The £72,000 cap on elderly care costs in England, due to be introduced in 2016, will benefit one in eight people, the government has said.
The revelation came as the government set out details about how it will work.
It confirmed there would be a deferred payment scheme under which the local council would pay care fees and claim them back from the estate after death.
Labour said the details would not help elderly and disabled people struggling to get the support they needed now.
Ministers say the cap on costs is a solution to the elderly care crisis, but the level at which the cap is being set is nearly twice what was recommended once inflation has been taken into account, meaning the numbers benefiting will be restricted.
The modelling provided by the government as it launched a consultation on the plans showed it was likely to be four years after the implementation of the changes until the first significant groups of those aged 65 and over would start to hit the cap.
And because people tend not to live for very long once they have reached the level of need that takes them over the cap, the actual numbers benefiting will be in the tens of thousands at any one time.

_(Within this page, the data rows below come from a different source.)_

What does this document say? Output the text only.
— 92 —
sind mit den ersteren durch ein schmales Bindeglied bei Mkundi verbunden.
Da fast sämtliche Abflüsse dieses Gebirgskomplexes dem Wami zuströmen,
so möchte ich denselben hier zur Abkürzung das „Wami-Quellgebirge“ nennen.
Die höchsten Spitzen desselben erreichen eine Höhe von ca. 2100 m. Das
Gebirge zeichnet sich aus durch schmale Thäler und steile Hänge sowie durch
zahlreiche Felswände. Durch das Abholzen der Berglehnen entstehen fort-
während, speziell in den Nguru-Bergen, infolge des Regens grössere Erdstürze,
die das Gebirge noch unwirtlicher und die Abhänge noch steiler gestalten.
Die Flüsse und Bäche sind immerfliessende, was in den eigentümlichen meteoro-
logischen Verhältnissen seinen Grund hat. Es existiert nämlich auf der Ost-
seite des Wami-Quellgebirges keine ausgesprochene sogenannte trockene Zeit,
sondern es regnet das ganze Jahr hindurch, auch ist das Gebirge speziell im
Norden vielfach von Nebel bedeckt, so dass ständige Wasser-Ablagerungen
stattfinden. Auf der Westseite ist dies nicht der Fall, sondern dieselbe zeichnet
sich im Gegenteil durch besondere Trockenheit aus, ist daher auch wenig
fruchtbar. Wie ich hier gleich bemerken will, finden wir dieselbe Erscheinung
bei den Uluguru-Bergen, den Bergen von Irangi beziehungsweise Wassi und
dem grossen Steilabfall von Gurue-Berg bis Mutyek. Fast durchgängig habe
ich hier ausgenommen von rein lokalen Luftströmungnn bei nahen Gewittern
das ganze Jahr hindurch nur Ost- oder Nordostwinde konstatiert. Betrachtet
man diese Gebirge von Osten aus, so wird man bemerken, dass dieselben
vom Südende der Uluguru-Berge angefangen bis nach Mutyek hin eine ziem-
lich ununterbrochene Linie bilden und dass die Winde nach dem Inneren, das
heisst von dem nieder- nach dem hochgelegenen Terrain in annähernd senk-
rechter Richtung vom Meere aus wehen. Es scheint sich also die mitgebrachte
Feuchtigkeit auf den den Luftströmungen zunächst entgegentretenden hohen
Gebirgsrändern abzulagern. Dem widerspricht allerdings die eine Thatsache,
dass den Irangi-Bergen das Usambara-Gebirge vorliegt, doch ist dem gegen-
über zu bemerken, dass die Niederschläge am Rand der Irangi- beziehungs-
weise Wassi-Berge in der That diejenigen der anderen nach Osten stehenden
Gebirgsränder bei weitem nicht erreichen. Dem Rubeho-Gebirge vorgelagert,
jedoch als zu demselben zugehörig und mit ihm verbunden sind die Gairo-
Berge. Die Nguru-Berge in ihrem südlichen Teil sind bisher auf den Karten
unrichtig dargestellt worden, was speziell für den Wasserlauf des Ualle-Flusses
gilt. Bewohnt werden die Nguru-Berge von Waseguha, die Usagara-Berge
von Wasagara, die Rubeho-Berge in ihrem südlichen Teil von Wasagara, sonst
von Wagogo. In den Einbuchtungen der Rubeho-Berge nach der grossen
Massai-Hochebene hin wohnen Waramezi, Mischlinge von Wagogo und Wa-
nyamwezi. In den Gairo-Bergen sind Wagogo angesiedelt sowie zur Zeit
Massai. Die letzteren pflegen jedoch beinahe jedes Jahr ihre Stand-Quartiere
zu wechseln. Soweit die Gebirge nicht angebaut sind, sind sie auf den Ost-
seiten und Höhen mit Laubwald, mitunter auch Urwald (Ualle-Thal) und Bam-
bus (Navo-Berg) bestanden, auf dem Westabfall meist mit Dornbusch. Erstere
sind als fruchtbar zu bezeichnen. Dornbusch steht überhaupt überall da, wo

Care Minister Norman Lamb said the cap was never going to be the "panacea" for the problems facing the system.
But he said while the cover was limited it should help provide reassurance across society.
As well as helping elderly people financially, it had been designed to encourage everyone to plan better for old age and persuade the insurance industry to develop more products to cover care costs.
"No-one wants to face an unknown future," Mr Lamb said.
"This overhaul of the way care is paid for gives people the certainty and peace of mind we all deserve."
Michelle Mitchell, of Age UK, said: "It is crucial that the public understands what costs are included under the cap and what impact the proposals will have.
"With a cap set at £72,000, it is clear that only a relatively small percentage of older people will receive financial support as a result - namely those who have the greatest care needs for a considerable amount of time."
As part of the announcement, the government also unveiled the amount individuals are expected to contribute towards their "hotel costs" in care homes.
A figure of £12,000, which will not count as spending towards the cap, has been put forward to pay for things such as the accommodation, food and bills.
Councils will also be asked to give people with care needs an annual "care account" so they can see how much they have paid towards the cap.
The aim of the deferred payments scheme is to stop people having to sell their homes to pay for care - currently about 40,000 a year do so.
The consultation on the details of the scheme will run until October 25.
Jamie Reed, shadow health minister, said instead of helping those in need of support now, "ministers are offering false reassurances that older people won't have to pay more than £72,000 or sell their homes to pay for the costs of care.
"More than £1.8bn has been cut from local council budgets for older people's social care since this government came to power. David Cameron has unleashed a funding crisis in social care. We must see immediate action to improve the care system."